**La Nube Tristona y la Semilla de la Gratitud**
Había una vez una nubecita gris llamada Tristona. ¡Ay, qué tristeza! Donde iba, todo se ponía gris y lloraba sin parar. Las flores bajaban sus pétalos y los niños guardaban sus juguetes. Un día, una mariquita roja, muy chiquitina, le dijo: «Nube Tristona, ¡mira qué bonitas son las gotitas que riegan las flores! ¡Y qué suave el viento que te empuja! ¡Y qué rico el sol que te calienta después!». Tristona miró a su alrededor. ¡Era cierto! Había cosas buenas. Empezó a decir «Gracias» por el sol, por las flores, por el viento. Y de pronto, ¡zas!, sus lágrimas se volvieron gotitas de rocío brillantes, y la nubecita ¡se llenó de arcoíris! Desde ese día, Tristona sabía que buscar lo bueno, aunque sea chiquitín, la hacía brillar.

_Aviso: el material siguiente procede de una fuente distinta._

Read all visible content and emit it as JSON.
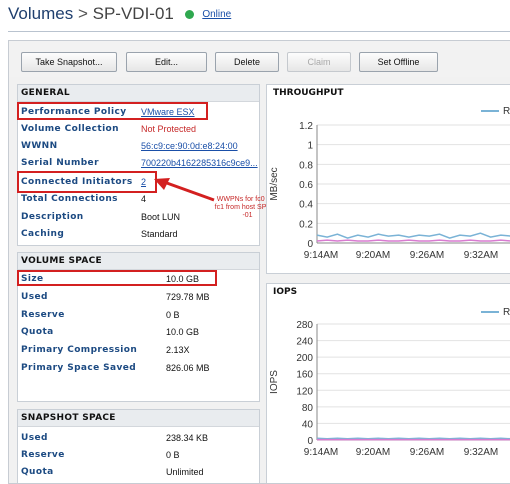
{
  "header": {
    "title": "Volumes",
    "separator": ">",
    "volume_name": "SP-VDI-01",
    "status": "Online",
    "status_color": "#2fa84f"
  },
  "toolbar": {
    "take_snapshot": "Take Snapshot...",
    "edit": "Edit...",
    "delete": "Delete",
    "claim": "Claim",
    "set_offline": "Set Offline"
  },
  "general": {
    "title": "GENERAL",
    "rows": [
      {
        "label": "Performance Policy",
        "value": "VMware ESX"
      },
      {
        "label": "Volume Collection",
        "value": "Not Protected"
      },
      {
        "label": "WWNN",
        "value": "56:c9:ce:90:0d:e8:24:00"
      },
      {
        "label": "Serial Number",
        "value": "700220b4162285316c9ce9..."
      },
      {
        "label": "Connected Initiators",
        "value": "2"
      },
      {
        "label": "Total Connections",
        "value": "4"
      },
      {
        "label": "Description",
        "value": "Boot LUN"
      },
      {
        "label": "Caching",
        "value": "Standard"
      }
    ]
  },
  "annotation": {
    "lines": [
      "WWPNs for fc0 and",
      "fc1 from host SP-VDI",
      "-01"
    ]
  },
  "volume_space": {
    "title": "VOLUME SPACE",
    "rows": [
      {
        "label": "Size",
        "value": "10.0 GB"
      },
      {
        "label": "Used",
        "value": "729.78 MB"
      },
      {
        "label": "Reserve",
        "value": "0 B"
      },
      {
        "label": "Quota",
        "value": "10.0 GB"
      },
      {
        "label": "Primary Compression",
        "value": "2.13X"
      },
      {
        "label": "Primary Space Saved",
        "value": "826.06 MB"
      }
    ]
  },
  "snapshot_space": {
    "title": "SNAPSHOT SPACE",
    "rows": [
      {
        "label": "Used",
        "value": "238.34 KB"
      },
      {
        "label": "Reserve",
        "value": "0 B"
      },
      {
        "label": "Quota",
        "value": "Unlimited"
      }
    ]
  },
  "colors": {
    "accent_red": "#d32020",
    "series_blue": "#7ab3d6",
    "series_pink": "#d87bd0"
  },
  "chart_data": [
    {
      "type": "line",
      "title": "THROUGHPUT",
      "ylabel": "MB/sec",
      "xlabel": "",
      "yticks": [
        "1.2",
        "1",
        "0.8",
        "0.6",
        "0.4",
        "0.2",
        "0"
      ],
      "ylim": [
        0,
        1.2
      ],
      "xticks": [
        "9:14AM",
        "9:20AM",
        "9:26AM",
        "9:32AM"
      ],
      "legend_placement": "top-right",
      "legend_label": "R",
      "grid": true,
      "series": [
        {
          "color": "#7ab3d6",
          "values": [
            0.08,
            0.06,
            0.09,
            0.05,
            0.08,
            0.06,
            0.09,
            0.07,
            0.08,
            0.06,
            0.08,
            0.07,
            0.09,
            0.05,
            0.08,
            0.07,
            0.1,
            0.06,
            0.08,
            0.07
          ]
        },
        {
          "color": "#d87bd0",
          "values": [
            0.02,
            0.03,
            0.02,
            0.03,
            0.02,
            0.02,
            0.03,
            0.02,
            0.02,
            0.03,
            0.02,
            0.02,
            0.03,
            0.02,
            0.02,
            0.03,
            0.02,
            0.02,
            0.03,
            0.02
          ]
        }
      ]
    },
    {
      "type": "line",
      "title": "IOPS",
      "ylabel": "IOPS",
      "xlabel": "",
      "yticks": [
        "280",
        "240",
        "200",
        "160",
        "120",
        "80",
        "40",
        "0"
      ],
      "ylim": [
        0,
        280
      ],
      "xticks": [
        "9:14AM",
        "9:20AM",
        "9:26AM",
        "9:32AM"
      ],
      "legend_placement": "top-right",
      "legend_label": "R",
      "grid": true,
      "series": [
        {
          "color": "#7ab3d6",
          "values": [
            4,
            3,
            4,
            3,
            4,
            3,
            4,
            3,
            4,
            3,
            4,
            3,
            4,
            3,
            4,
            3,
            4,
            3,
            4,
            3
          ]
        },
        {
          "color": "#d87bd0",
          "values": [
            1,
            1,
            1,
            1,
            1,
            1,
            1,
            1,
            1,
            1,
            1,
            1,
            1,
            1,
            1,
            1,
            1,
            1,
            1,
            1
          ]
        }
      ]
    }
  ]
}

**Preguntas sobre el cuento:**
1. ¿Cómo se llamaba la nubecita? 2. ¿Qué hacía la nube Tristona cuando estaba triste? 3. ¿Quién ayudó a la Nube Tristona? 4. ¿Qué crees que aprendió la Nube Tristona al final del cuento? 5. ¿Cómo crees que se sintió la nube cuando se llenó de arcoíris? 6. ¿Qué cosas bonitas puedes agradecer tú hoy en tu día?